« On me toisait, de haut en bas. Sans hostilité d’ailleurs. « Le charme de la jeunesse ». On m’accueillait avec un sourire amusé. L’œil des magistrats devenait vague quand je commençais à plaider. Leur pensée aussi… « Qu’est-ce que cette jeune femme peut bien faire ici, à parler de choses qui ne sont ni de son âge ni de son sexe? » Tel était à peu près le climat. Éprouvant au point que pendant un moment, je me suis ingéniée par le vêtement, par la coiffure, à me vieillir, à m’enlaidir. Pour leur faire oublier que j’étais une femme. Pour qu’ils m’écoutent. Pour qu’ils me prennent au sérieux. Au début de chaque plaidoirie, je comptais dix minutes, un quart d’heure, consacrés uniquement à forcer l’attention des juges. Dix minutes, un quart d’heure perdus parce que j’étais une femme, et que je voulais, à la barre, n’être qu’une avocate. »
Le résumé
Gisèle Halimi était une grande avocate militante des droits des femmes. Cet ouvrage autobiographique permet de comprendre, à travers les différentes étapes de sa vie, son envie de lutte féministe. Dans La cause des femmes elle nous raconte sa naissance, son enfance en Tunisie dans un environnement dans lequel être une femme est un fardeau pour ne pas dire un handicape. Elle raconte son intérêt très jeune pour l’égalité homme/femme, sa lutte contre le patriarcat, sa vie d’étudiante, ses cicatrices qui l’on mené droit vers l’avocature. Ses combats elle les a menés en tant qu’avocate mais surtout en tant que femme: la création de son association Choisir, le procès très médiatisé de Bobigny de 1972, sa mobilisation pour la dépénalisation de l’IVG, son amitié avec Simone Veil, sa collaboration avec Simone de Beauvoir. Gisèle Halimi décrit dans La cause des femmes avec une justesse et une intelligence incroyable son parcours semé d’embuches et cette nécessité de justice qui l’a animé jusqu’à son dernier souffle.

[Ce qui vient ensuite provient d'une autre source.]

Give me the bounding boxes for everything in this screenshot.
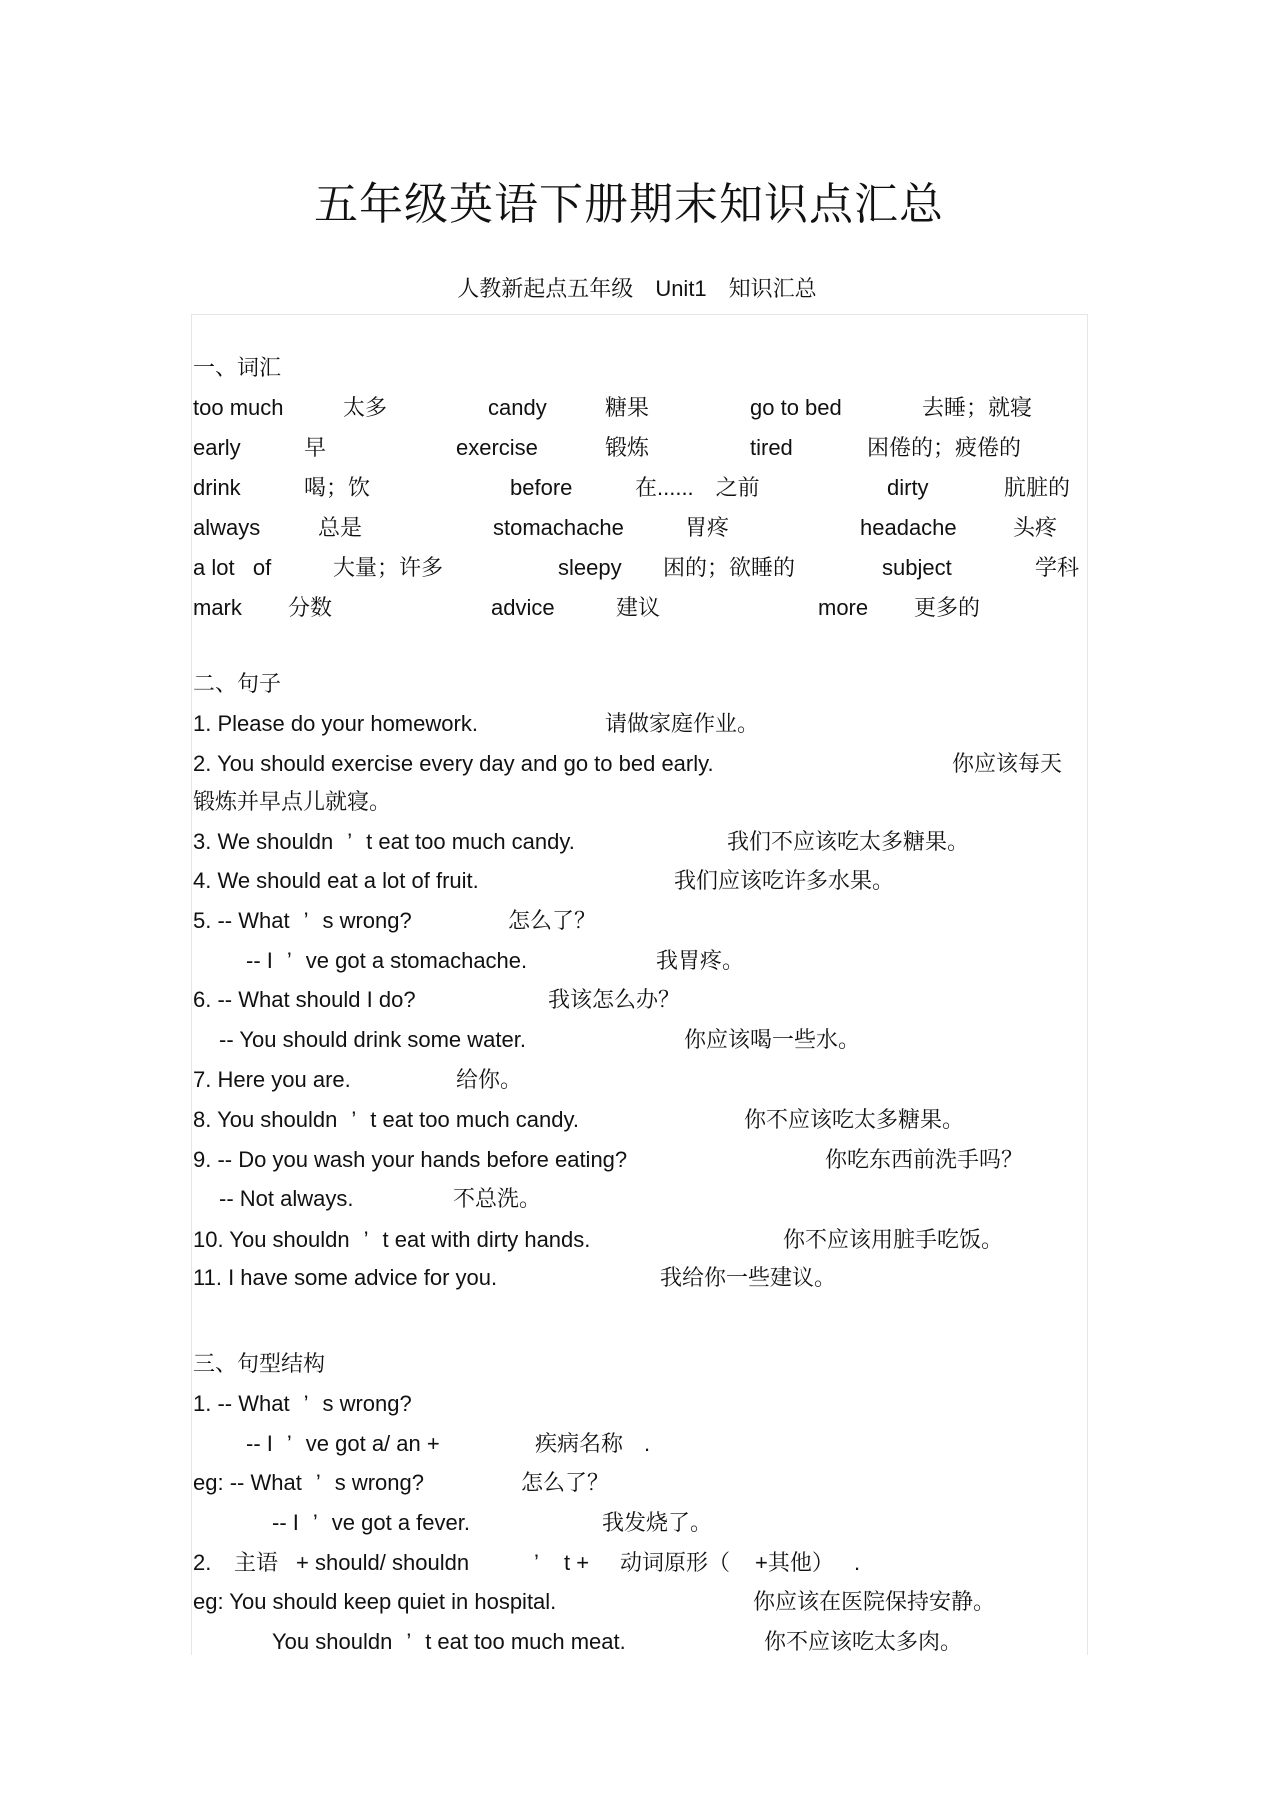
vocab-zh: 分数 bbox=[288, 594, 332, 622]
document-title-text: 五年级英语下册期末知识点汇总 bbox=[314, 180, 944, 229]
sentence-zh-continued: 锻炼并早点儿就寝。 bbox=[193, 788, 391, 816]
vocab-zh: 困倦的；疲倦的 bbox=[867, 434, 1021, 462]
vocab-en: mark bbox=[193, 594, 242, 622]
vocab-zh: 锻炼 bbox=[605, 434, 649, 462]
vocab-zh: 去睡；就寝 bbox=[922, 394, 1032, 422]
sentence-en: -- You should drink some water. bbox=[219, 1026, 526, 1054]
vocab-en: exercise bbox=[456, 434, 538, 462]
vocab-en: candy bbox=[488, 394, 547, 422]
sentence-zh: 我们不应该吃太多糖果。 bbox=[727, 828, 969, 856]
structure-zh: 怎么了？ bbox=[521, 1469, 609, 1497]
sentence-en: 9. -- Do you wash your hands before eati… bbox=[193, 1146, 627, 1174]
vocab-zh: 喝；饮 bbox=[304, 474, 370, 502]
vocab-zh: 学科 bbox=[1035, 554, 1079, 582]
structure-zh: 动词原形（ bbox=[620, 1549, 730, 1577]
structure-en: You shouldn’t eat too much meat. bbox=[272, 1628, 626, 1656]
sentence-zh: 给你。 bbox=[456, 1066, 522, 1094]
sentence-en: 10. You shouldn’t eat with dirty hands. bbox=[193, 1226, 590, 1254]
document-subtitle: 人教新起点五年级Unit1知识汇总 bbox=[0, 272, 1274, 303]
sentence-zh: 你吃东西前洗手吗？ bbox=[825, 1146, 1023, 1174]
sentence-zh: 我们应该吃许多水果。 bbox=[674, 867, 894, 895]
structure-apostrophe: ’ bbox=[534, 1549, 539, 1577]
vocab-zh: 肮脏的 bbox=[1004, 474, 1070, 502]
subtitle-part: 知识汇总 bbox=[729, 276, 817, 301]
sentence-zh: 怎么了？ bbox=[508, 907, 596, 935]
vocab-zh: 头疼 bbox=[1013, 514, 1057, 542]
vocab-en: sleepy bbox=[558, 554, 622, 582]
document-title: 五年级英语下册期末知识点汇总 bbox=[0, 168, 1274, 232]
sentence-zh: 我给你一些建议。 bbox=[660, 1264, 836, 1292]
vocab-en: headache bbox=[860, 514, 957, 542]
sentence-zh: 不总洗。 bbox=[453, 1185, 541, 1213]
vocab-en: more bbox=[818, 594, 868, 622]
vocab-zh: 糖果 bbox=[605, 394, 649, 422]
vocab-en: always bbox=[193, 514, 260, 542]
sentence-zh: 你不应该吃太多糖果。 bbox=[744, 1106, 964, 1134]
vocab-en: tired bbox=[750, 434, 793, 462]
vocab-en: subject bbox=[882, 554, 952, 582]
sentence-en: 3. We shouldn’t eat too much candy. bbox=[193, 828, 575, 856]
structure-end: . bbox=[854, 1549, 860, 1577]
section-heading-vocabulary: 一、词汇 bbox=[193, 354, 281, 382]
structure-end: . bbox=[644, 1430, 650, 1458]
vocab-en: early bbox=[193, 434, 241, 462]
sentence-en: 1. Please do your homework. bbox=[193, 710, 478, 738]
vocab-en: too much bbox=[193, 394, 284, 422]
vocab-zh: 胃疼 bbox=[685, 514, 729, 542]
structure-zh: 主语 bbox=[234, 1549, 278, 1577]
structure-en: t + bbox=[564, 1549, 589, 1577]
vocab-en: advice bbox=[491, 594, 555, 622]
structure-num: 2. bbox=[193, 1549, 211, 1577]
vocab-en: go to bed bbox=[750, 394, 842, 422]
structure-en: 1. -- What’s wrong? bbox=[193, 1390, 412, 1418]
structure-zh: 疾病名称 bbox=[535, 1430, 623, 1458]
vocab-en: dirty bbox=[887, 474, 929, 502]
vocab-zh: 建议 bbox=[616, 594, 660, 622]
sentence-zh: 我胃疼。 bbox=[656, 947, 744, 975]
vocab-zh: 总是 bbox=[318, 514, 362, 542]
sentence-zh: 你应该喝一些水。 bbox=[684, 1026, 860, 1054]
vocab-en: before bbox=[510, 474, 572, 502]
structure-zh: 你不应该吃太多肉。 bbox=[764, 1628, 962, 1656]
structure-en: -- I’ve got a/ an + bbox=[246, 1430, 440, 1458]
sentence-en: 2. You should exercise every day and go … bbox=[193, 750, 714, 778]
sentence-en: 5. -- What’s wrong? bbox=[193, 907, 412, 935]
structure-en: + should/ shouldn bbox=[296, 1549, 469, 1577]
sentence-en: 6. -- What should I do? bbox=[193, 986, 416, 1014]
subtitle-unit: Unit1 bbox=[655, 276, 706, 301]
section-heading-sentences: 二、句子 bbox=[193, 670, 281, 698]
vocab-zh: 早 bbox=[304, 434, 326, 462]
structure-en: -- I’ve got a fever. bbox=[272, 1509, 470, 1537]
vocab-zh: 大量；许多 bbox=[333, 554, 443, 582]
sentence-en: 7. Here you are. bbox=[193, 1066, 351, 1094]
sentence-en: 8. You shouldn’t eat too much candy. bbox=[193, 1106, 579, 1134]
structure-zh: 我发烧了。 bbox=[602, 1509, 712, 1537]
structure-en: eg: You should keep quiet in hospital. bbox=[193, 1588, 556, 1616]
sentence-en: 4. We should eat a lot of fruit. bbox=[193, 867, 479, 895]
vocab-zh: 太多 bbox=[343, 394, 387, 422]
vocab-en: drink bbox=[193, 474, 241, 502]
sentence-en: -- Not always. bbox=[219, 1185, 353, 1213]
section-heading-structures: 三、句型结构 bbox=[193, 1350, 325, 1378]
sentence-en: -- I’ve got a stomachache. bbox=[246, 947, 527, 975]
sentence-zh: 你应该每天 bbox=[952, 750, 1062, 778]
vocab-en: stomachache bbox=[493, 514, 624, 542]
vocab-en: a lot of bbox=[193, 554, 271, 582]
sentence-zh: 我该怎么办？ bbox=[548, 986, 680, 1014]
subtitle-part: 人教新起点五年级 bbox=[457, 276, 633, 301]
structure-zh: +其他） bbox=[755, 1549, 834, 1577]
structure-en: eg: -- What’s wrong? bbox=[193, 1469, 424, 1497]
vocab-zh: 在...... 之前 bbox=[635, 474, 760, 502]
structure-zh: 你应该在医院保持安静。 bbox=[753, 1588, 995, 1616]
vocab-zh: 更多的 bbox=[914, 594, 980, 622]
sentence-zh: 你不应该用脏手吃饭。 bbox=[783, 1226, 1003, 1254]
sentence-zh: 请做家庭作业。 bbox=[605, 710, 759, 738]
sentence-en: 11. I have some advice for you. bbox=[193, 1264, 497, 1292]
vocab-zh: 困的；欲睡的 bbox=[663, 554, 795, 582]
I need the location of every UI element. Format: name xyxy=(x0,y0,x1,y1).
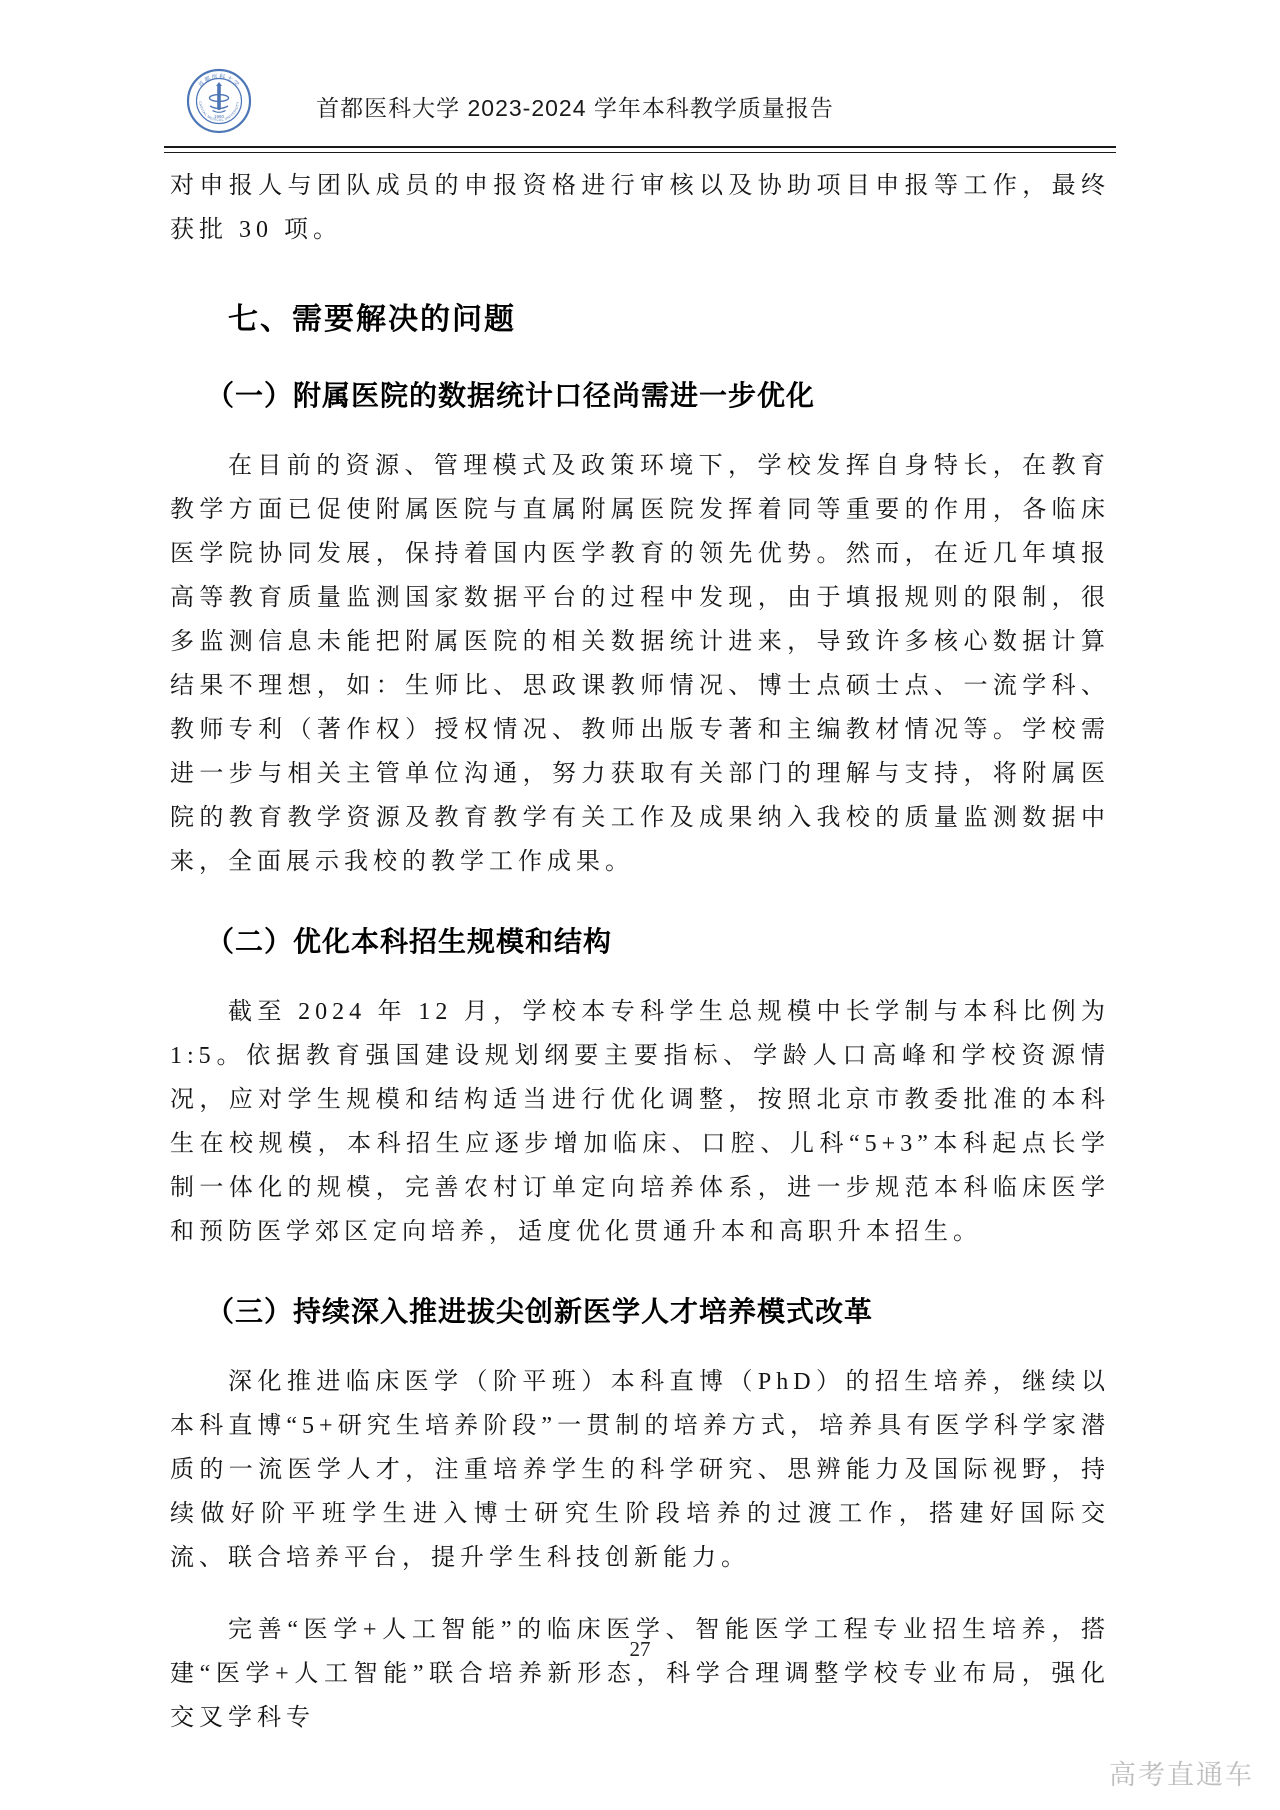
chapter-heading: 七、需要解决的问题 xyxy=(170,294,1110,338)
section-heading-2: （二）优化本科招生规模和结构 xyxy=(170,920,1110,960)
section-1-paragraph: 在目前的资源、管理模式及政策环境下，学校发挥自身特长，在教育教学方面已促使附属医… xyxy=(170,444,1110,884)
watermark-text: 高考直通车 xyxy=(1109,1753,1254,1792)
intro-paragraph: 对申报人与团队成员的申报资格进行审核以及协助项目申报等工作，最终获批 30 项。 xyxy=(170,164,1110,252)
section-3-paragraph-2: 完善“医学+人工智能”的临床医学、智能医学工程专业招生培养，搭建“医学+人工智能… xyxy=(170,1608,1110,1740)
page-number: 27 xyxy=(0,1637,1280,1662)
header-divider xyxy=(164,146,1116,153)
section-heading-3: （三）持续深入推进拔尖创新医学人才培养模式改革 xyxy=(170,1290,1110,1330)
report-title: 首都医科大学 2023-2024 学年本科教学质量报告 xyxy=(170,90,1110,123)
document-page: 首都医科大学 CAPITAL MEDICAL UNIVERSITY 1960 首… xyxy=(0,0,1280,1810)
section-3-paragraph-1: 深化推进临床医学（阶平班）本科直博（PhD）的招生培养，继续以本科直博“5+研究… xyxy=(170,1360,1110,1580)
document-body: 对申报人与团队成员的申报资格进行审核以及协助项目申报等工作，最终获批 30 项。… xyxy=(170,158,1110,1768)
section-2-paragraph: 截至 2024 年 12 月，学校本专科学生总规模中长学制与本科比例为 1:5。… xyxy=(170,990,1110,1254)
section-heading-1: （一）附属医院的数据统计口径尚需进一步优化 xyxy=(170,374,1110,414)
page-header: 首都医科大学 CAPITAL MEDICAL UNIVERSITY 1960 首… xyxy=(170,0,1110,153)
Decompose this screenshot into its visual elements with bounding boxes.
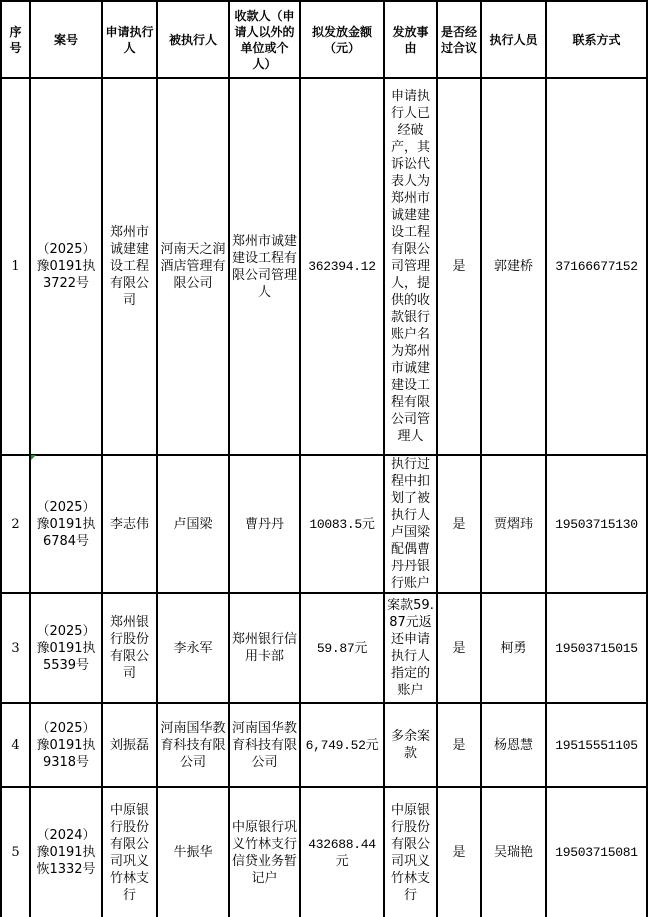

« Pas de complicité par le silence, par l’acceptation d’un certain langage. Il est un langage que tiennent les hommes et que les femmes ne devraient jamais laisser passer. Les mots ne sont pas innocents. Ils traduisent exactement une idéologie, une mentalité, un état d’esprit. Laisser passer un mot c’est le tolérer. Et de la tolérance à la complicité, il n’y a qu’un pas. Mes confrères ont fini par se faire une raison. Mais là encore, quel effort! Quelle attention de tous les instants. Pendant des années et avant chaque procès, je savais qu’il faudrait me battre doublement. Pour gagner ma cause, je devais vaincre deux fois mes adversaires. Parce que j’étais une femme d’abord. En tant qu’avocate ensuite ».
Mon avis
En tant que femme, juriste et étudiant l’avocature je ne peux que me retrouver dans ce récit. J’ai eu envie d’apprendre chaque phrase tellement les mots de Gisèle Halimi ont fait sens et ont résonné en moi. Bien qu’autobiographique le livre est très prenant car très bien écrit et riche en évènements historiques. J’ai autant été happée par la plume de l’auteure que par son destin fascinant.
La cause des femmes est un récit sur un combat inspirant qui mérite d’être lu et relu. Il est à mettre dans les mains de toutes et tous.